男官ロット


 あの出来事から一週間、あれを超える刺激をミセルバは味わえていない。夜には自慰に対する渇望が絶え間なく来る。
 一回イケば済むのだが、以前はこんなことはなかったミセルバである。

 ミクに……ミクにしてもらえれば……だ、だめよ。何、考えてるの私。

 今は公務中、いろいろな書類に執務室で目を通している真っ最中。
 
 はあ〜こんな時に、どうして……もう。

 性欲は誰にでもある。しかし今まではこんな場所でそういう事を考えたことはなかった。書類はほとんどがサインをするだけ。内容は側近の者が予め目を通しているから極端な話、めくらでサインしてもそう問題はない。内容はいろいろだ。ある所の橋が壊れかけているので修繕してほしいとか、商売をこれここでするので、許可を頂きたいとか等だ。申請書や要望書、中には密告もある。全部目を通すとなればものすごい枚数だ。
 だからすべてはミセルバまで書類が届く事はない。ある程度までは文官や軍官が処理している。それ以外でも凄い量なのだ。歴代の特にミセルバの祖父の代までなら、サインするだけで見ないこともしばしばあった。

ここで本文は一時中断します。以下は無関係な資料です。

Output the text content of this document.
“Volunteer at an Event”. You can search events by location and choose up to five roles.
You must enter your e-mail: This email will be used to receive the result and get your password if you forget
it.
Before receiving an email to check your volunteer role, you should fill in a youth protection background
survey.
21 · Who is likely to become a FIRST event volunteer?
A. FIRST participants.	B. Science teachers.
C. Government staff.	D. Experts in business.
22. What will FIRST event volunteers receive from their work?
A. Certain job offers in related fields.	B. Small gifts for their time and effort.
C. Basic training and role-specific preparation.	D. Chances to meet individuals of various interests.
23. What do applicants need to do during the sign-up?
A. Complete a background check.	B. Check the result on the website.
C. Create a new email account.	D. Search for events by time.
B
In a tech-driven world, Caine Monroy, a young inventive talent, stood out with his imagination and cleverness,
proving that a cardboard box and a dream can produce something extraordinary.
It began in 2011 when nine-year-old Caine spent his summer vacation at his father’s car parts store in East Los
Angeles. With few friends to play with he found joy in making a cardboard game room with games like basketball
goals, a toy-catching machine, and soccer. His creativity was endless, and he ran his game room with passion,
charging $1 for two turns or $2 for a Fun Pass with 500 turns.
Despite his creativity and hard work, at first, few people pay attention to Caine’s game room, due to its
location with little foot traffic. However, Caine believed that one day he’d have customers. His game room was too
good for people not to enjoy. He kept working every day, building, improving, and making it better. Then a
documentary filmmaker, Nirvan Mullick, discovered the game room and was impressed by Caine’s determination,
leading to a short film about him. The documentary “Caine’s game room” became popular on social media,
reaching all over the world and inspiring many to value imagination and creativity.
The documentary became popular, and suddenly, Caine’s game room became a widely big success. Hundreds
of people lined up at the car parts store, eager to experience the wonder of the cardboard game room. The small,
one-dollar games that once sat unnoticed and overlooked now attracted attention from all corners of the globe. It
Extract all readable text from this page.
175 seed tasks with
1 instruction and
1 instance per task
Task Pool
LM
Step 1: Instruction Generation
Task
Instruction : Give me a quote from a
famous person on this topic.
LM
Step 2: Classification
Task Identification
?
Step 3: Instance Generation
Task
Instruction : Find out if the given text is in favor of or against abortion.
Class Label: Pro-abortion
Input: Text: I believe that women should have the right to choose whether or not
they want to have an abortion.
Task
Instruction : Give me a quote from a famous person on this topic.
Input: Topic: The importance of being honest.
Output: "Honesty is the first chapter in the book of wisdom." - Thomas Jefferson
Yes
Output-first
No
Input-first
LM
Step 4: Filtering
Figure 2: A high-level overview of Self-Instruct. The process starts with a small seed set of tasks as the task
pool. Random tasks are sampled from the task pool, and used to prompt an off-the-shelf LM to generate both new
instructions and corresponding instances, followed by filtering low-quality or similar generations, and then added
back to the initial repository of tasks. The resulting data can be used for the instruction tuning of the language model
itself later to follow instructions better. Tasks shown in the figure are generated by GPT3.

だが父の時代から最近はきちんと目を通すようになった。本来はこれが当たり前なのだけど。
枚数が多いため、サインするだけでも結構体力がいる。
「ふう〜、これで終わり?」
「はい」
 とにこやかに少年が言う。
「今日はこれで休憩します。あなたもお疲れ様」
「あ、は……はい」

「ん?どうしたの」
 ミセルバは不思議そうに少年を見る。彼の名は

 ロット。

 ミセルバ様の側近の一人。16歳。なるほど、美形の顔立ちをしている。これならまいってしまう女性もいる事だろう。クローザー様の次にメイドの間では人気がある男だ。と言っても政の意見等をいう権限はない。たしかに側近だが、ただの世話人、つまりメイドのような身分なのである。
 側近にもこの国や地方ではいろいろな呼ばれ方がある。政治的な意見を述べるのを専門としている者は側務官と呼ばれる。これが一番一般的。そして単なる世話人は世話人、つまり女性ならメイドだ。それから……下の世話を専門的に。

 つまりは男の愛人……。

 これを男官と呼ぶ。

 男のモノで官位を貰っているという軽蔑した意味合いが含まれている地位だ。ロットは男官であった。
しかしロットの場合は、その下半身は役目を果たしていない。なぜなら愛人のつもりで地位が与えられたのではないからだ。